D-day has arrived: Later this month the Securities and Exchange Commission (SEC) will turn its attention to the daunting task of not only crafting a fiduciary duty rule for brokers, but also reworking mutual fund distribution fees under Rule 12b-1. As SEC Chairman Mary Schapiro said recently—the Commission will deal with these two issues “in tandem.”
The House, too, still plans to hold hearings on the SEC’s studies under Sections 913 (fiduciary duty) and 914 (self-regulatory organization) of Dodd-Frank before Congress’s August recess. As Schapiro said recently, all three options put forth in the SEC’s study to Congress—one or more SROs, extension of FINRA oversight over advisors, or imposing user fees to fund advisor exams—would require legislation to “move forward.”

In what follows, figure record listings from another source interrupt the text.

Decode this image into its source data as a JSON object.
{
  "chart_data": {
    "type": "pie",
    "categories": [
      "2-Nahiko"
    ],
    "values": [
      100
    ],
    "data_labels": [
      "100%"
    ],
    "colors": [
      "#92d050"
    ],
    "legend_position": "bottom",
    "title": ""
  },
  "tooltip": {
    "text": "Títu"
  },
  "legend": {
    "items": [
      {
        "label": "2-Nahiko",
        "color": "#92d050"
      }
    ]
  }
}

As the July deadline approaches, lobbying efforts have heated up in the past few months, with industry executives like Mark Casady, CEO of LPL Financial, publicly airing his views on what he sees as an “extremely uneven” regulatory playing field that favors advisors over brokers.
Even Rep. Barney Frank, D-Mass., ranking member of the House Financial Services Committee, shipped a letter to Schapiro urging the SEC not to put brokers under the Investment Advisers Act fiduciary standard. Frank told Schapiro that while Section 913 of Dodd-Frank gives the SEC the authority to establish a new fiduciary standard of care for broker-dealers, “the requirement that the new standard be ‘no less stringent’ …was not intended to encourage the SEC to impose the Investment Advisers Act standard on broker-dealers, but to ensure the new standard would not be a ‘watered down’ version of the investment advisors’ fiduciary standard.”
It was Frank who fought vigorously to have a fiduciary standard for brokers inserted into Dodd-Frank, so industry executives have been somewhat perplexed by his insistence that a newly crafted fiduciary standard “recognize and appropriately adapt to differences” between brokers and advisors. Despite his comment that the SEC should not “simply copy” the Investment Adviser Act standard for brokers, Kristina Fausti, director of legal and regulatory affairs for fi360, says that it is “notable” that Frank stated in his letter to Schapiro that “Congress wanted to ensure that a fiduciary standard for brokers would not be a ‘watered down’ standard.”
In crafting a fiduciary standard for brokers, the SEC will have to grapple with a number “thorny provisions” in Dodd-Frank, says David Tittsworth, executive director of the Investment Adviser Association (IAA) in Washington. First, he says, Section 913 of Dodd-Frank applies when a broker is providing “personalized investment advice” to “retail customers,” he says. “What do these terms mean?” he asks. Section 913 also states that the SEC may extend the fiduciary duty to “other customers,” Tittsworth says. “Will the SEC exercise this authority or will [the agency] only deal with ‘retail’ customers?”
Then there’s the portion of Section 913 that states “it will not be a violation of the standard of care, in and of itself, to engage in proprietary trades or to charge commissions,” Tittsworth explains. “Both involve potential conflicts of interest. How will the [fiduciary] standard of care treat these types of activities?”